You walk out to the cliff-top chalets where ye rented in the later years. You are surprised they’re still here. Surrounded by ribbons of houses, now, and a plethora of mobile homes. The chalets look a bit jaded. All privately owned, these days, Liam told you. You’d forgotten how they all angled away from the central road. You think the final year for you was in 1977, in the last one on the left; could that be correct? You remember the shock at Elvis’ death and you know that happened when ye were on holidays, when you were 16. Padraig and Pauline went one more year with your Mam and Dad.Year after year, your mother and father managed to treat you all to that holiday, until — one by one — late teenage ‘sophistication’ eroded its wonders and other priorities took hold. How you were all nurtured and provided for so well for so long. It’s only now you realise that the nurture and provision never ended. Instead, it is being passed on to the next generation and the next one after that.

Tadhg Coakley in 1963 Irish Examiner

These days the holidays may be in the Cote d’Azur, or Noosa, or Hilton Head, or Gruissan, but the joy is just the same. You all learned how to have fun in Ballybunion — a vital life lesson.You check into the Cliff House Hotel, which was known as Bernie’s when you were a child. Your father would have approved of you forking out a few extra bob for a sea view. He used to have a pint there and tell Bernie (the legendary GAA man, Bernard O’Callaghan) what was wrong with Kerry football. Bernie must have enjoyed that. You remember when Pecker Dunne played there — how exotic that name to a 1960s child.

Later, you walk out to Nun’s Strand. There’s an old photo of you with a donkey along that path and you’re surprised there are no donkeys in the fields anymore. Some things change.

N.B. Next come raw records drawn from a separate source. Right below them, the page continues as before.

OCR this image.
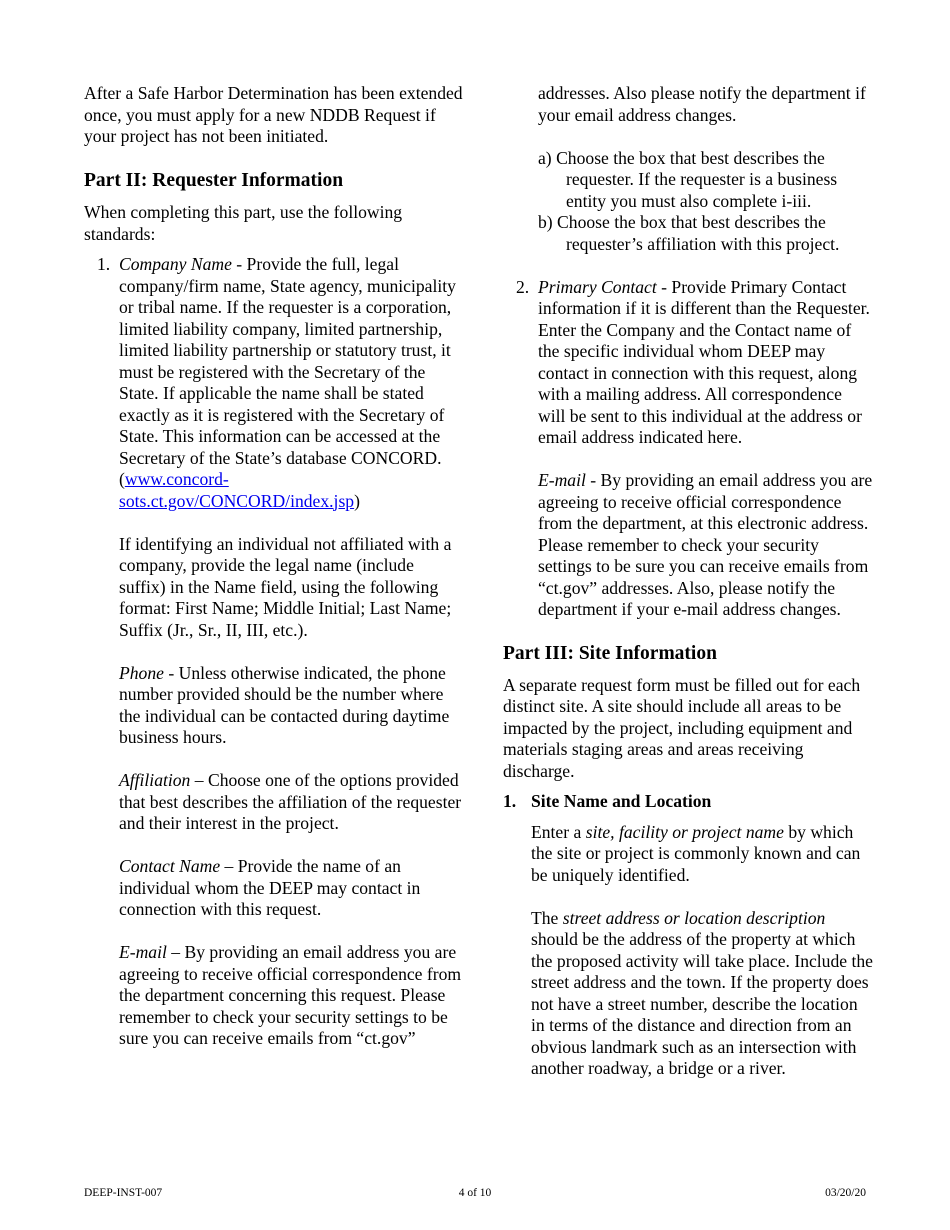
After a Safe Harbor Determination has been extended once, you must apply for a new NDDB Request if your project has not been initiated.

Part II: Requester Information

When completing this part, use the following standards:

1. Company Name - Provide the full, legal company/firm name, State agency, municipality or tribal name. If the requester is a corporation, limited liability company, limited partnership, limited liability partnership or statutory trust, it must be registered with the Secretary of the State. If applicable the name shall be stated exactly as it is registered with the Secretary of State. This information can be accessed at the Secretary of the State’s database CONCORD. (www.concord-sots.ct.gov/CONCORD/index.jsp)

If identifying an individual not affiliated with a company, provide the legal name (include suffix) in the Name field, using the following format: First Name; Middle Initial; Last Name; Suffix (Jr., Sr., II, III, etc.).

Phone - Unless otherwise indicated, the phone number provided should be the number where the individual can be contacted during daytime business hours.

Affiliation – Choose one of the options provided that best describes the affiliation of the requester and their interest in the project.

Contact Name – Provide the name of an individual whom the DEEP may contact in connection with this request.

E-mail – By providing an email address you are agreeing to receive official correspondence from the department concerning this request. Please remember to check your security settings to be sure you can receive emails from “ct.gov”

addresses. Also please notify the department if your email address changes.

a) Choose the box that best describes the requester. If the requester is a business entity you must also complete i-iii.

b) Choose the box that best describes the requester’s affiliation with this project.

2. Primary Contact - Provide Primary Contact information if it is different than the Requester. Enter the Company and the Contact name of the specific individual whom DEEP may contact in connection with this request, along with a mailing address. All correspondence will be sent to this individual at the address or email address indicated here.

E-mail - By providing an email address you are agreeing to receive official correspondence from the department, at this electronic address. Please remember to check your security settings to be sure you can receive emails from “ct.gov” addresses. Also, please notify the department if your e-mail address changes.

Part III: Site Information

A separate request form must be filled out for each distinct site. A site should include all areas to be impacted by the project, including equipment and materials staging areas and areas receiving discharge.

1. Site Name and Location

Enter a site, facility or project name by which the site or project is commonly known and can be uniquely identified.

The street address or location description should be the address of the property at which the proposed activity will take place. Include the street address and the town. If the property does not have a street number, describe the location in terms of the distance and direction from an obvious landmark such as an intersection with another roadway, a bridge or a river.

DEEP-INST-007	4 of 10	03/20/20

You meet a woman from Brisbane, her name is Catherine. You tell her about your niece, Una, living out there with Joel and Ronan. Catherine tells you she’s here to spread some of her mother’s and father’s ashes into the sea the following morning on the strand. Her father (Listowel) and her mother (Abbeyfeale) met in Montreal and then moved to Australia where she and her brother and sister grew up. They loved coming back to Ballybunion and now they will be reunited there again — this time, forever. She shows you a black-and-white picture of her mother taken at the very spot you are standing now — in the photo she is wearing a hand-knitted cardigan; she looks very like your own mother.You walk around the town. The amusements are open and you see children grouped around a shining noisy game. A boy passes you, hopping a football. Four American golfers cross the road. Some things stay the same.

On Church Road you can’t find the house you rented for a few years — the one with the big garden where Dermot took all those photos. You think it’s been knocked down to build a Celtic Tiger housing development. Some things do change.

In the morning you wake to the sound of the sea. Which was what you wanted more than the view. The sound is constant and is very like a distant wind. It’s the same sound you fell asleep to and woke up to all those years ago as a child on your holidays.

You chat to Maggie and Kevin at Reception as you check out from the hotel. You tell Kevin a story about your father and he tells you a story about his — the aforementioned Bernie. You turn the car left at the end of Church Road and head out on the straight road to Listowel and home. You think of Catherine’s mother and father and your own mother and father. You think of your brothers and sisters. You think about what William Faulkner meant when he said that ‘the past isn’t over; it isn’t even past’.

You wonder when your next trip to Ballybunion will happen, but in another sense, you know you’ve never left at all.